Referring to FIG. 3, the scan electrode driving circuit 410 may be formed as part of the scan electrode driver 400. For ease of description, operations will be described with respect to a single X electrode and corresponding Y electrode, which may operate as capacitive component having a capacitance equivalent to a panel capacitor Cp.
As shown in FIG. 3, the scan electrode driving circuit 410 may include a reset driver 411, a scan driver 412, and a sustain driver 413.
The sustain driver 413 may include an inductor Ly, transistors Ys, Yg, Yr, and Yf, and diodes D1 and D2. In an implementation, the transistors Ys, Yr, Yf, and Yg may be n-channel field effect transistors such as n-channel metal oxide semiconductor (NMOS) transistors. The transistors Ys, Yr, Yf, and Yg may have a body diode formed from a source to a drain.
In other implementations (not shown) the transistors may be replaced with other transistors having similar functions and it will be appreciated that, while the transistors Ys, Yr, Yf, and Yg are individually provided in FIG. 3, the transistors Ys, Yr, Yf, and Yg may be formed by a plurality of transistors coupled in parallel.

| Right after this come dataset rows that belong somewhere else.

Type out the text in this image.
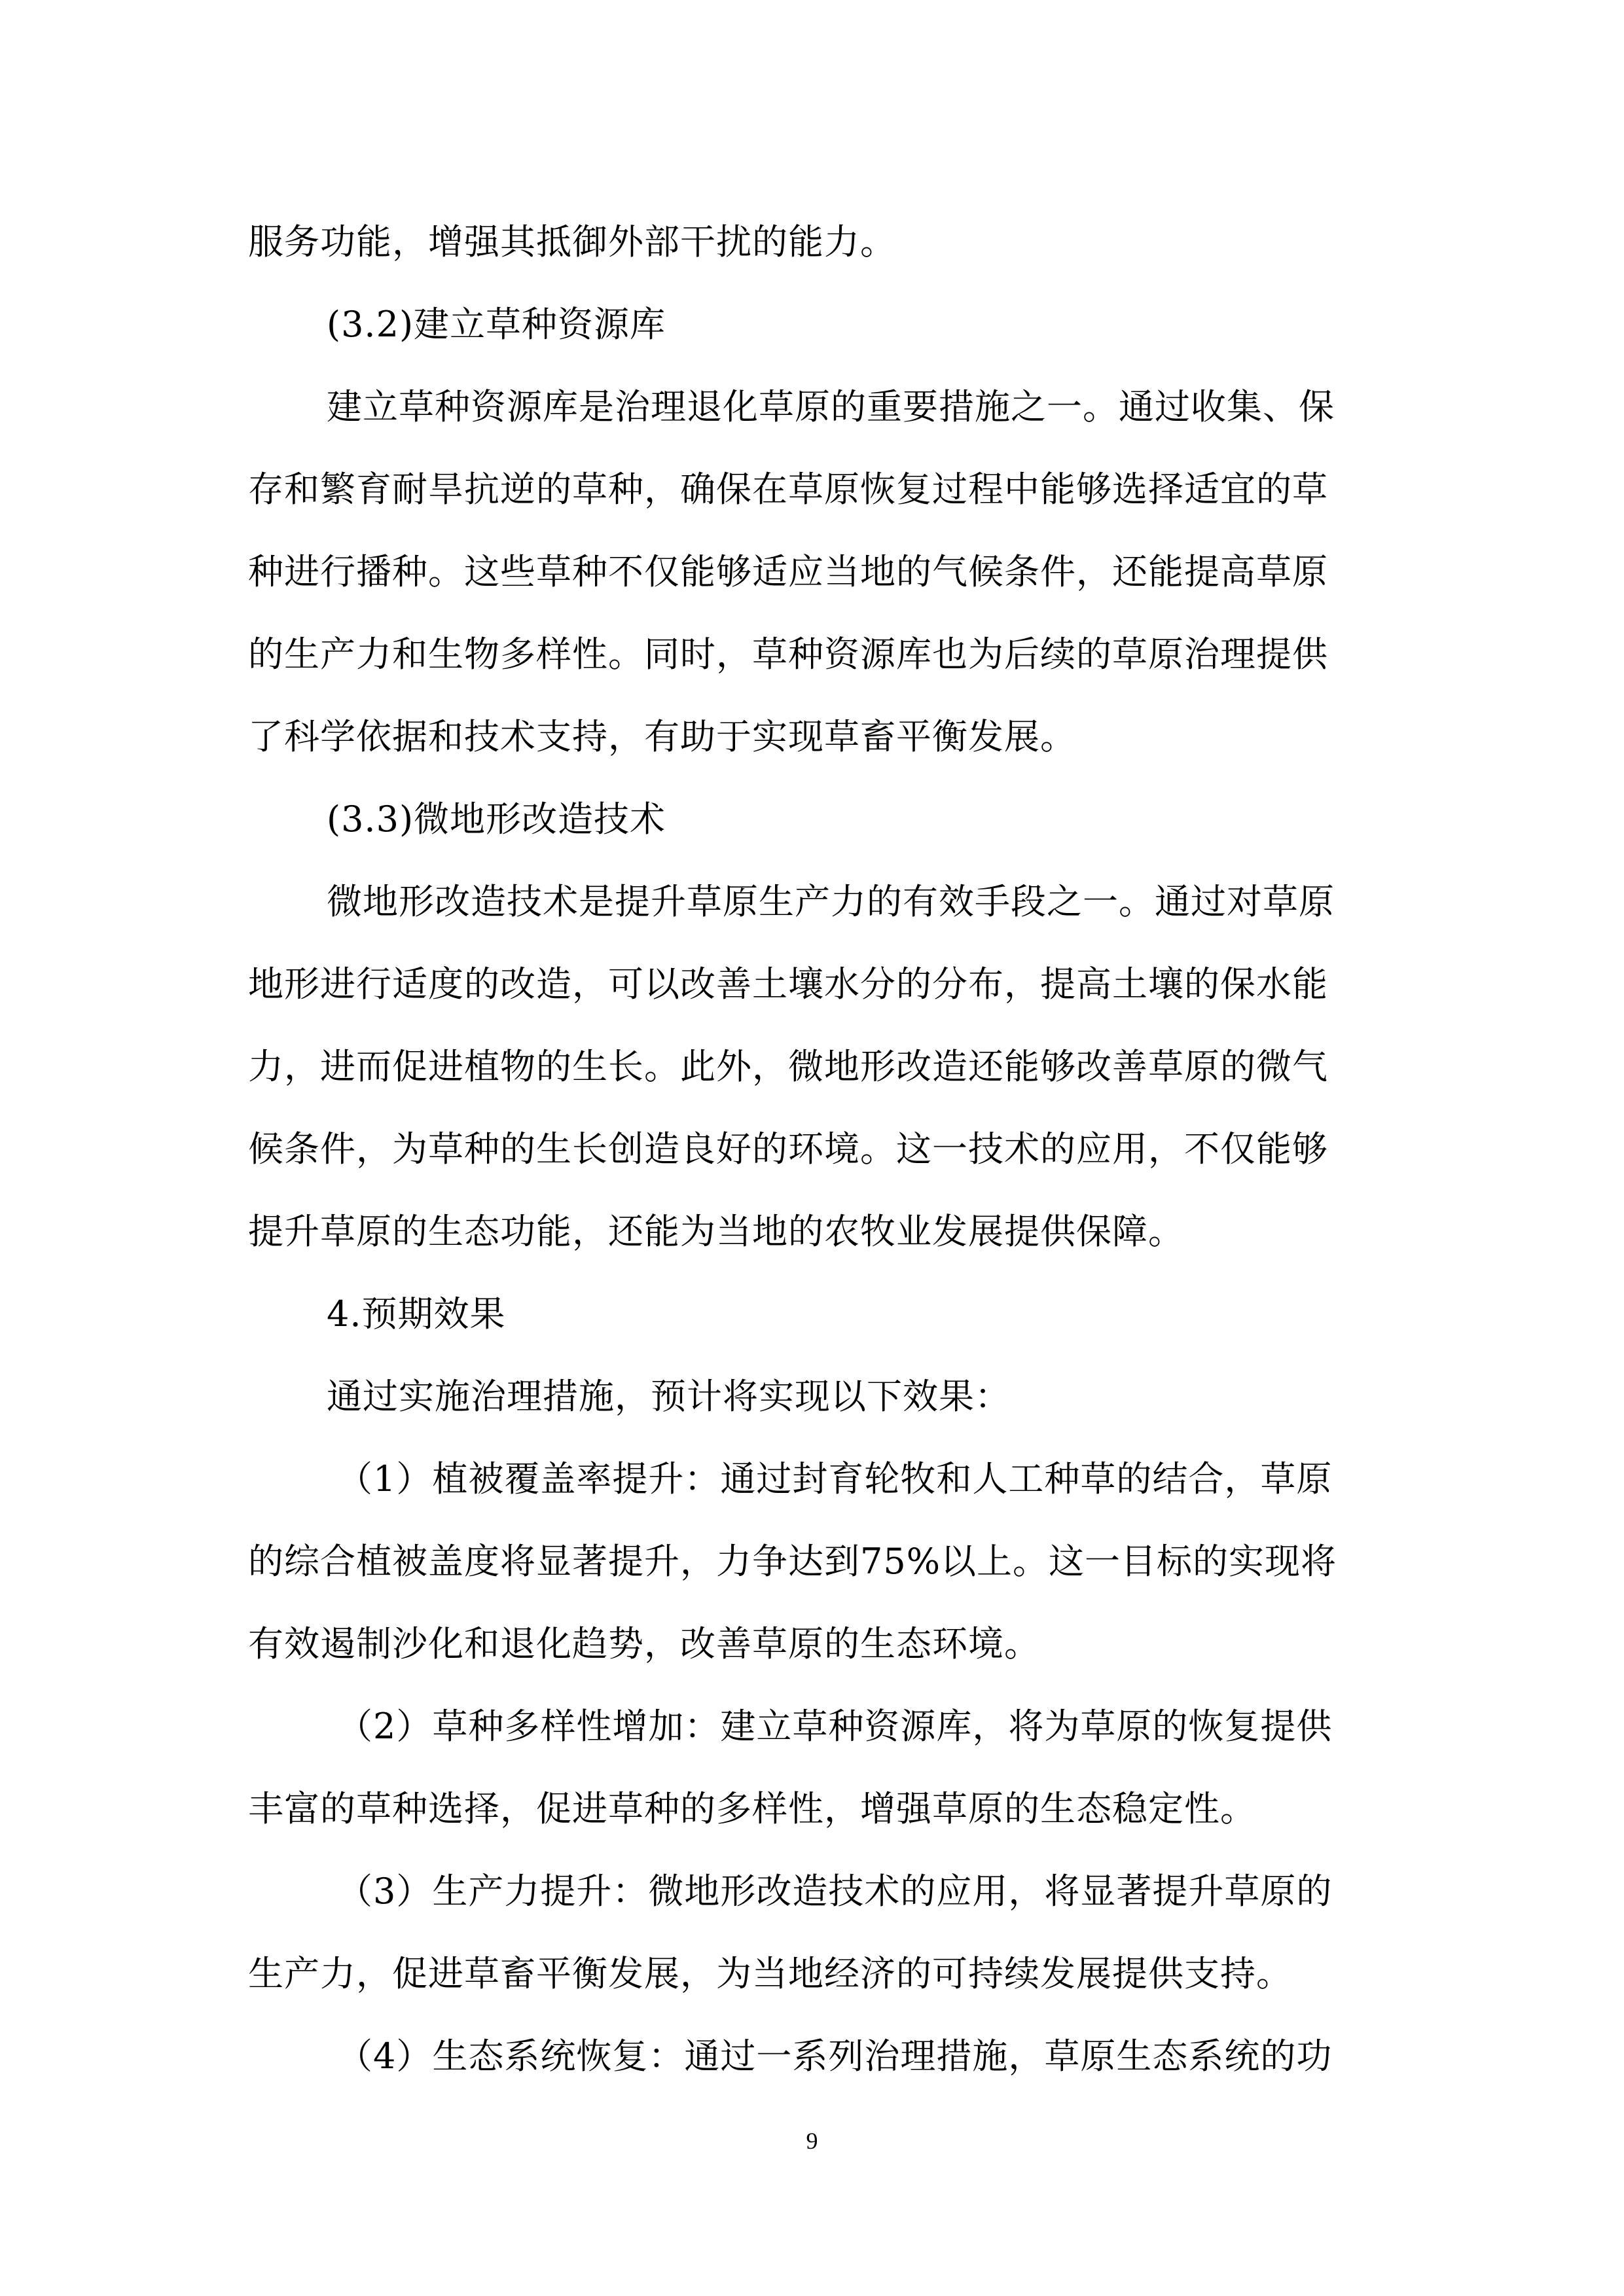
服务功能，增强其抵御外部干扰的能力。
(3.2)建立草种资源库
建立草种资源库是治理退化草原的重要措施之一。通过收集、保
存和繁育耐旱抗逆的草种，确保在草原恢复过程中能够选择适宜的草
种进行播种。这些草种不仅能够适应当地的气候条件，还能提高草原
的生产力和生物多样性。同时，草种资源库也为后续的草原治理提供
了科学依据和技术支持，有助于实现草畜平衡发展。
(3.3)微地形改造技术
微地形改造技术是提升草原生产力的有效手段之一。通过对草原
地形进行适度的改造，可以改善土壤水分的分布，提高土壤的保水能
力，进而促进植物的生长。此外，微地形改造还能够改善草原的微气
候条件，为草种的生长创造良好的环境。这一技术的应用，不仅能够
提升草原的生态功能，还能为当地的农牧业发展提供保障。
4.预期效果
通过实施治理措施，预计将实现以下效果：
（1）植被覆盖率提升：通过封育轮牧和人工种草的结合，草原
的综合植被盖度将显著提升，力争达到75%以上。这一目标的实现将
有效遏制沙化和退化趋势，改善草原的生态环境。
（2）草种多样性增加：建立草种资源库，将为草原的恢复提供
丰富的草种选择，促进草种的多样性，增强草原的生态稳定性。
（3）生产力提升：微地形改造技术的应用，将显著提升草原的
生产力，促进草畜平衡发展，为当地经济的可持续发展提供支持。
（4）生态系统恢复：通过一系列治理措施，草原生态系统的功
9
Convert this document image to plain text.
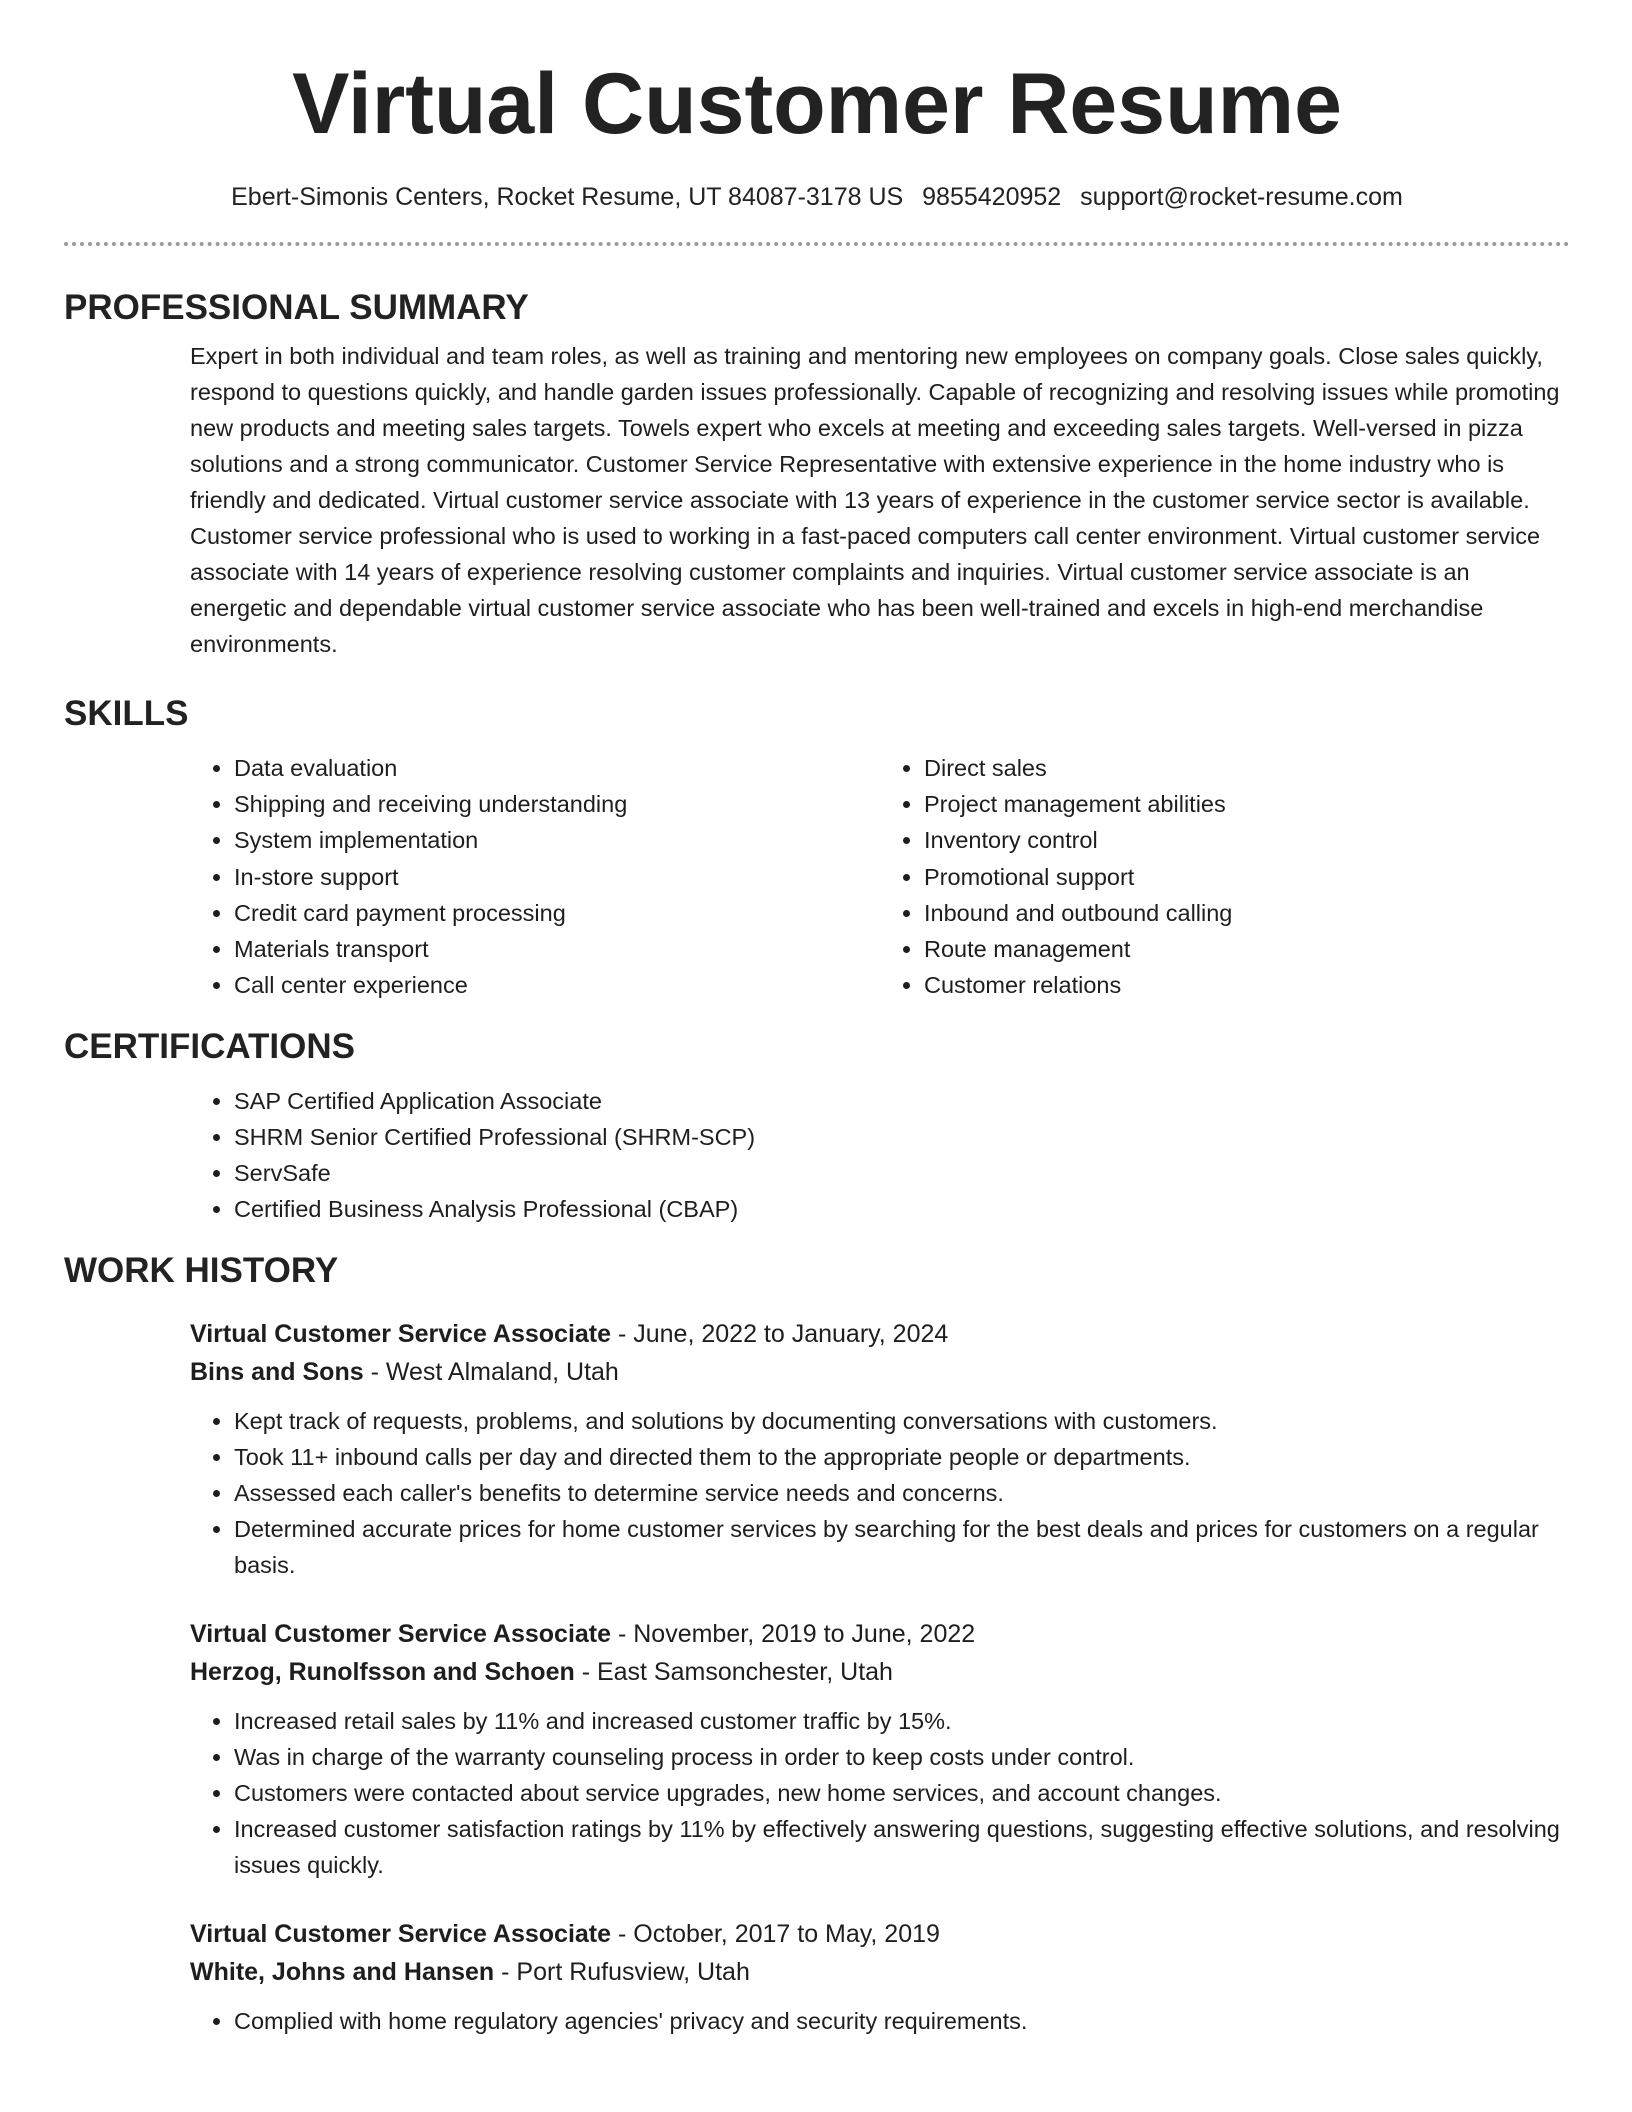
Virtual Customer Resume
Ebert-Simonis Centers, Rocket Resume, UT 84087-3178 US 9855420952 support@rocket-resume.com
PROFESSIONAL SUMMARY

Expert in both individual and team roles, as well as training and mentoring new employees on company goals. Close sales quickly, respond to questions quickly, and handle garden issues professionally. Capable of recognizing and resolving issues while promoting new products and meeting sales targets. Towels expert who excels at meeting and exceeding sales targets. Well-versed in pizza solutions and a strong communicator. Customer Service Representative with extensive experience in the home industry who is friendly and dedicated. Virtual customer service associate with 13 years of experience in the customer service sector is available. Customer service professional who is used to working in a fast-paced computers call center environment. Virtual customer service associate with 14 years of experience resolving customer complaints and inquiries. Virtual customer service associate is an energetic and dependable virtual customer service associate who has been well-trained and excels in high-end merchandise environments.

SKILLS
• Data evaluation
• Shipping and receiving understanding
• System implementation
• In-store support
• Credit card payment processing
• Materials transport
• Call center experience
• Direct sales
• Project management abilities
• Inventory control
• Promotional support
• Inbound and outbound calling
• Route management
• Customer relations
CERTIFICATIONS
• SAP Certified Application Associate
• SHRM Senior Certified Professional (SHRM-SCP)
• ServSafe
• Certified Business Analysis Professional (CBAP)
WORK HISTORY
Virtual Customer Service Associate - June, 2022 to January, 2024
Bins and Sons - West Almaland, Utah
• Kept track of requests, problems, and solutions by documenting conversations with customers.
• Took 11+ inbound calls per day and directed them to the appropriate people or departments.
• Assessed each caller's benefits to determine service needs and concerns.
• Determined accurate prices for home customer services by searching for the best deals and prices for customers on a regular basis.
Virtual Customer Service Associate - November, 2019 to June, 2022
Herzog, Runolfsson and Schoen - East Samsonchester, Utah
• Increased retail sales by 11% and increased customer traffic by 15%.
• Was in charge of the warranty counseling process in order to keep costs under control.
• Customers were contacted about service upgrades, new home services, and account changes.
• Increased customer satisfaction ratings by 11% by effectively answering questions, suggesting effective solutions, and resolving issues quickly.
Virtual Customer Service Associate - October, 2017 to May, 2019
White, Johns and Hansen - Port Rufusview, Utah
• Complied with home regulatory agencies' privacy and security requirements.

Referring to the sustain driver 413, a drain of the transistor Ys may be coupled to a power source Vs, and a source of the transistor Ys may be coupled to the Y electrode and a drain of the transistor Yg. A source of the transistor Yg may be connected to a power source, e.g., a ground terminal, that supplies the low level voltage, e.g., 0V, and a drain of the transistor Yg may be connected to the Y electrode. A first terminal of the inductor Ly may be connected to the Y electrode, and a second terminal of the inductor Ly may be connected between a cathode of the diode D1 and an anode of the diode D2. A source of the transistor Yr may be connected to an anode of the diode D1 and a drain of the transistor Yf may be connected to a cathode of the diode D2. A drain of the transistor Yr and a source of the transistor Yf may be connected to the capacitor Cerc. The capacitor Cerc may serve as an energy storage and recovery element.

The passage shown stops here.